Compare also APT and NPM searches to get a grasp of popularity of both:,apt

“npm error” search term is skyrocketing, people is already having 4 times more problems with npm than all Debian distros combined. The common NodeJS developer has searched for answers to some kind of error lots of times. This means that errors are not the exception but the norm.

Ok, what can we do about this? Sadly, as a regular developer, we can’t do anything. I could ask for package maintainers to care more, but that is not going to change anything. We need drastic changes from NodeJS itself and some big company (like Google, Facebook, Microsoft,…) to play a role here.

Maybe NodeJS/npm could add some warnings about this situation, so developers get jaded of them and start updating their dependency list properly. Maybe the website could have some statistics of sanity checks so they act like eBay reputation, if your package doesn’t have enough reputation, other devs will stop using it.

Some big company could do a well maintained package suite, that avoid people from picking tons dependencies for stupid things and instead get one (or five) well maintained packages that do most anything is needed in any project, so the same dependency and version sanity replicates through all packages. It will be extra-nice if those base packages were officially supported by NodeJS and included on the main NodeJS installation.

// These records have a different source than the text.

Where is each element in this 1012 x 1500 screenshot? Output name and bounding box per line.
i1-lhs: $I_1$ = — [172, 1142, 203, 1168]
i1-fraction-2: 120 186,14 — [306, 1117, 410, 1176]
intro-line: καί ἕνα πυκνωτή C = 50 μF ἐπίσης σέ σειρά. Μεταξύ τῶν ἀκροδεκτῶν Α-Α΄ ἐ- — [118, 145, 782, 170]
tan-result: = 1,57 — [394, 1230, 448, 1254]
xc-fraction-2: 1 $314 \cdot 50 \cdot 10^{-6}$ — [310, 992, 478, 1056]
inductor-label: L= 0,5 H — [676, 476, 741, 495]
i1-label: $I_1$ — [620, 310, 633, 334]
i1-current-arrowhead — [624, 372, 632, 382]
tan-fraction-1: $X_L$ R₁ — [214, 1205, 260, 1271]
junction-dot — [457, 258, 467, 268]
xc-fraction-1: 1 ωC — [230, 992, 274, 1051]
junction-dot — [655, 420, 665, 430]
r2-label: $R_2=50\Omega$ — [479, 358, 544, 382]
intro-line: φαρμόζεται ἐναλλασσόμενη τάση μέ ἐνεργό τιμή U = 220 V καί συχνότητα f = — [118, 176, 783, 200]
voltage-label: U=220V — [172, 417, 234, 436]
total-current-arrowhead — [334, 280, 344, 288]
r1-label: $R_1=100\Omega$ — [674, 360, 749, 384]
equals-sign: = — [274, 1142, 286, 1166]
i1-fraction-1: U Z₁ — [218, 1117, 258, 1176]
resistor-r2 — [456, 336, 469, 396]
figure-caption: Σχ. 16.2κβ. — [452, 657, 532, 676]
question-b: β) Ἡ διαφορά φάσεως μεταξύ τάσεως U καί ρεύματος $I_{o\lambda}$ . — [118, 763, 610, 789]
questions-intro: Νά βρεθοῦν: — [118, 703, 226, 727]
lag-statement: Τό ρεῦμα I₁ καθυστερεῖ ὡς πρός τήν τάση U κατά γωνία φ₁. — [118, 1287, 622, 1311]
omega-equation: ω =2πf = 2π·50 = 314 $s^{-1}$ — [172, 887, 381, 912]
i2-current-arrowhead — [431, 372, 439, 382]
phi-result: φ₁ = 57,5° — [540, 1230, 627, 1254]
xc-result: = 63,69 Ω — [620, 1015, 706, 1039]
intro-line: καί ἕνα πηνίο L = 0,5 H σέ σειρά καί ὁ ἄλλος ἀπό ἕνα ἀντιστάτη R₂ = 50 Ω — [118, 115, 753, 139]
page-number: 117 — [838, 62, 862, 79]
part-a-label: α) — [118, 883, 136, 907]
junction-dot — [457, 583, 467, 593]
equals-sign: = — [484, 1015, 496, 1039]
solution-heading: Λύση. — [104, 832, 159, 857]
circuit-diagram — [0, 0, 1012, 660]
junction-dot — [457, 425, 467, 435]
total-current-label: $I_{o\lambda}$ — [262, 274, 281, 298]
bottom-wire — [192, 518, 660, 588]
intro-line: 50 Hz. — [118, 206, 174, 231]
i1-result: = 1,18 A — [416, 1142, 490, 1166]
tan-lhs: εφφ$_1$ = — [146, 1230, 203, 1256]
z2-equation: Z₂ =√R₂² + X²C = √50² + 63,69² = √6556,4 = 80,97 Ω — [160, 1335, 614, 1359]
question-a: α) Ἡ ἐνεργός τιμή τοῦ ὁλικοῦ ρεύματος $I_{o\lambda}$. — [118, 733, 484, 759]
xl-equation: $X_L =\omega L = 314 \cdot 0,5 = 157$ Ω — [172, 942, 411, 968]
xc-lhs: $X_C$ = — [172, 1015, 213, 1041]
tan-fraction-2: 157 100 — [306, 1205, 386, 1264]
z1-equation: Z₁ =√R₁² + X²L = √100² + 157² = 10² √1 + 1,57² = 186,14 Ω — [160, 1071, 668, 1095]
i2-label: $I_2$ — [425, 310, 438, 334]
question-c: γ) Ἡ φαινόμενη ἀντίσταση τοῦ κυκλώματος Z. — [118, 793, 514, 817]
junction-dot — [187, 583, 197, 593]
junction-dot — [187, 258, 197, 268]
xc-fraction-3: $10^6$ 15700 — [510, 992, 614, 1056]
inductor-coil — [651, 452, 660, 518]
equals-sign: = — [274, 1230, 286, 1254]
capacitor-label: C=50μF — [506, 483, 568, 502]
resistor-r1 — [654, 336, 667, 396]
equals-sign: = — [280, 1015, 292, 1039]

Npm could be more deterministic, but for me, this issue already has an answer and it’s called yarn. It has been working so well for me, and I’m starting to forget the problems I got from npm itself. With it, NodeJS looks much better.

In conclusion, NodeJS is growing exponentially, and most of the problems come from that. I hope it starts maturing soon so we can get the robustness we all deserve. It is an awesome tool and this dependency madness is preventing people to use it in their projects.